I got around the issue of isc restarting unbound all the time by not registering dhcp, and only dhcp reservations.. Once a client is going to be on my network I set a reservation so it always has the same IP... If something is just going to be on my network temp, like a guest user to my wifi, or some box working on for someone, etc. I have zero need to resolve it via a fqdn.

I would hope when kea is ready for primetime they would allow you to adjust what the TTL is of records its going to add via dhcp leases. Most of my leases are like 8 days long - there would be no reason to have a ttl of 5 minutes.. All of mine are min of 1 hour.

Gertjan

@johnpoz said in Strange DNS issue for internal clients...:

Why would it be using a 5 minute ttl (600 seconds) ...

Here is some fresh info about that short TTL.

johnpoz

@Gertjan thanks..

"Unbound cache with the TTL being one-third of the lease duration. "

So your saying he has a 15 minute lease time set?? That seems really low ;)

Gertjan

@johnpoz said in Strange DNS issue for internal clients...:

So your saying he has a 15 minute ...

Not me

I looked for TTL/ttl in /usr/local/bin/kea2unbound - I found where the local-data xxxxxxx are created, and these line, imho, can't loose their TTL value as they are known / declared locally, like the revolver"s "Host Overrides" : ones declared they stay valid for live.

True is, DHCP leases are always time limited ..... and bingo, found it - I search with "3" and found it straight away

It's RFC defined behaviour.

johnpoz

@Gertjan

RFC clearly states

"but SHOULD NOT be less than 10 minutes. "

Yet seems its putting in 5 minutes - by my math, 5 is less than 10 ;)

Like I said - not ready for primetime imho. So 2 hour default lease time, 1/3 of that then the ttl put in should be like 40 minutes.

ericwentz

Okay, closing the issue - removing the Service Watchdog for the old DHCP service and adding an entry for the new kea-dhcp4 service has solved the issue. I've also taken the feedback regarding my TTL times and set them all to 7200. Problem solved. Thanks to all for your generous contributions to helping me work this problem. This forum is great.

Best to all - Eric

johnpoz

@ericwentz where did you set that in kea? If kea is registering the entry? Did you set min ttl in unbound or something?

And watchdog sure shouldn't be needed.. It has had series issues in the past.

ericwentz

I've set the DHCP TTL on the "Services->DHCP Server" then to the settings for each individual network under the "Other DHCP Options" - there's an entry called "Default Lease Time" which looks like defaults to 7200 seconds, but I explicitly put this value in - just to be sure.

Finally, I've removed the "Service Watchdog" service - I really have not had any issues with services failing, so this is probably unnecessary.
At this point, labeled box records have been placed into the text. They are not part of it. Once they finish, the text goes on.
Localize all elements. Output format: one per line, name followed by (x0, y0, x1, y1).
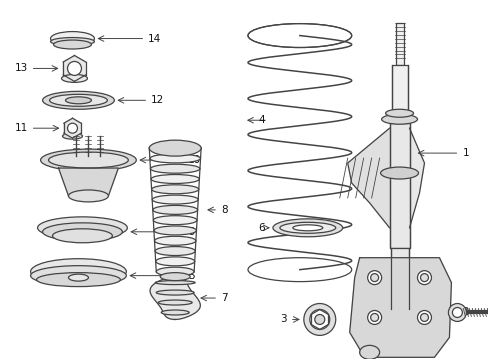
Text: 1: 1 (462, 148, 468, 158)
Text: 7: 7 (221, 293, 227, 303)
Bar (389, 123, 408, 248)
Polygon shape (59, 168, 118, 196)
Ellipse shape (381, 114, 417, 124)
Circle shape (367, 271, 381, 285)
Text: 5: 5 (188, 271, 194, 281)
Circle shape (370, 314, 378, 321)
Polygon shape (150, 276, 200, 319)
Ellipse shape (149, 140, 201, 156)
Ellipse shape (48, 152, 128, 168)
Ellipse shape (151, 185, 199, 194)
Ellipse shape (279, 222, 335, 233)
Ellipse shape (49, 94, 107, 106)
Ellipse shape (61, 75, 87, 82)
Ellipse shape (153, 216, 197, 225)
Ellipse shape (38, 217, 127, 239)
Polygon shape (347, 128, 389, 228)
Ellipse shape (31, 266, 126, 285)
Ellipse shape (154, 226, 196, 235)
Ellipse shape (155, 280, 195, 285)
Ellipse shape (158, 300, 192, 305)
Bar (395, 23, 403, 66)
Circle shape (451, 307, 462, 318)
Circle shape (420, 274, 427, 282)
Ellipse shape (42, 91, 114, 109)
Bar (390, 248, 407, 310)
Text: 11: 11 (14, 123, 27, 133)
Ellipse shape (152, 206, 197, 214)
Ellipse shape (359, 345, 379, 359)
Polygon shape (408, 128, 424, 228)
Circle shape (309, 310, 329, 329)
Ellipse shape (155, 257, 194, 266)
Ellipse shape (50, 32, 94, 45)
Text: 3: 3 (280, 314, 286, 324)
Polygon shape (349, 258, 450, 357)
Circle shape (420, 314, 427, 321)
Text: 14: 14 (148, 33, 161, 44)
Ellipse shape (155, 247, 195, 256)
Circle shape (447, 303, 466, 321)
Polygon shape (63, 55, 85, 81)
Circle shape (370, 274, 378, 282)
Ellipse shape (247, 24, 351, 48)
Ellipse shape (52, 229, 112, 243)
Ellipse shape (149, 144, 201, 153)
Text: 4: 4 (258, 115, 264, 125)
Ellipse shape (154, 236, 196, 245)
Ellipse shape (68, 190, 108, 202)
Ellipse shape (161, 310, 189, 315)
Circle shape (417, 310, 430, 324)
Ellipse shape (50, 37, 94, 45)
Ellipse shape (272, 219, 342, 237)
Ellipse shape (160, 273, 190, 280)
Ellipse shape (68, 274, 88, 281)
Ellipse shape (385, 109, 413, 117)
Ellipse shape (149, 154, 200, 163)
Text: 2: 2 (462, 307, 468, 318)
Circle shape (367, 310, 381, 324)
Ellipse shape (150, 164, 200, 173)
Polygon shape (64, 118, 81, 138)
Circle shape (417, 271, 430, 285)
Ellipse shape (65, 97, 91, 104)
Circle shape (67, 62, 81, 75)
Bar (391, 66, 407, 115)
Circle shape (314, 315, 324, 324)
Ellipse shape (156, 267, 194, 276)
Text: 13: 13 (14, 63, 27, 73)
Circle shape (303, 303, 335, 336)
Text: 10: 10 (188, 155, 201, 165)
Text: 6: 6 (258, 223, 264, 233)
Ellipse shape (156, 290, 194, 295)
Circle shape (67, 123, 77, 133)
Ellipse shape (53, 40, 91, 49)
Ellipse shape (41, 149, 136, 171)
Text: 9: 9 (188, 227, 194, 237)
Ellipse shape (152, 195, 198, 204)
Ellipse shape (62, 133, 82, 139)
Ellipse shape (151, 175, 199, 184)
Ellipse shape (31, 259, 126, 285)
Ellipse shape (42, 223, 122, 241)
Ellipse shape (247, 258, 351, 282)
Ellipse shape (380, 167, 418, 179)
Ellipse shape (37, 273, 120, 287)
Text: 8: 8 (221, 205, 227, 215)
Text: 12: 12 (151, 95, 164, 105)
Ellipse shape (292, 225, 322, 231)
I had originally configured it early in my pfsense journey and never looked at it again. Figure no sense in putting any extra load on the FW. -e

johnpoz

@ericwentz and the dhcp lease time has zero to do with a dns ttl on a record.. The default is 7200 seconds, or 2 hours.
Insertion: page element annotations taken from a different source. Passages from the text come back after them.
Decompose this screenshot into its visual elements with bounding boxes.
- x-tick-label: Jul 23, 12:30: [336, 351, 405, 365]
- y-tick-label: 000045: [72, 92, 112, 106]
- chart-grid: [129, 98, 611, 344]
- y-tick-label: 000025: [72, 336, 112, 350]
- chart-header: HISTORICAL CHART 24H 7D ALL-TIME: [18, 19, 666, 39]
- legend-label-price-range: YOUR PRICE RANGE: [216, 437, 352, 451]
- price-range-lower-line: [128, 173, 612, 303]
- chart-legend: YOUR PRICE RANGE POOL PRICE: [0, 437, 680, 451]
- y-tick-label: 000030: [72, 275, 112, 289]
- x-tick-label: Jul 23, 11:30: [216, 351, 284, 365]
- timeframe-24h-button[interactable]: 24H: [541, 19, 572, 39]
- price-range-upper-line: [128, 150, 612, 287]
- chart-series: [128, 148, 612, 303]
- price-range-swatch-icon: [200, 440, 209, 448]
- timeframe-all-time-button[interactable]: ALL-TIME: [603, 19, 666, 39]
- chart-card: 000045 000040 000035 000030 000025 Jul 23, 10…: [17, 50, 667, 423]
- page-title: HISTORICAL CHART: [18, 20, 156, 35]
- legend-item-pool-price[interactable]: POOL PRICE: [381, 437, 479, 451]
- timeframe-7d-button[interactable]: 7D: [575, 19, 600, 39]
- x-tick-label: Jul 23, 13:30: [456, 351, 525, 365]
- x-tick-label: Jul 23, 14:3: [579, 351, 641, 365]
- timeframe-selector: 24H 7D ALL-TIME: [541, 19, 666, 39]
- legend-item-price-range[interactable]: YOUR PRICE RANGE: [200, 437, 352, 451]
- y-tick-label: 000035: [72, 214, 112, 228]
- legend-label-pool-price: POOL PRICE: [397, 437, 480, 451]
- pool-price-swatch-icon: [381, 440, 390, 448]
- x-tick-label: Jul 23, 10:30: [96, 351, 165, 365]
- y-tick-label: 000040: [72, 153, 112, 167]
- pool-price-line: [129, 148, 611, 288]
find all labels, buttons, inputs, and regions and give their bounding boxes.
Which per the rfc Gertjan pointed out the registration of that in dns should be like 1/3 of the lease and not shorter than 10 minutes..

My issue is what you showed in the log of kea was it was writing a record with a ttl of 5 minutes - which to be honest on a local network is insanely low.. Make zero sense to me and clearly not following the rfc.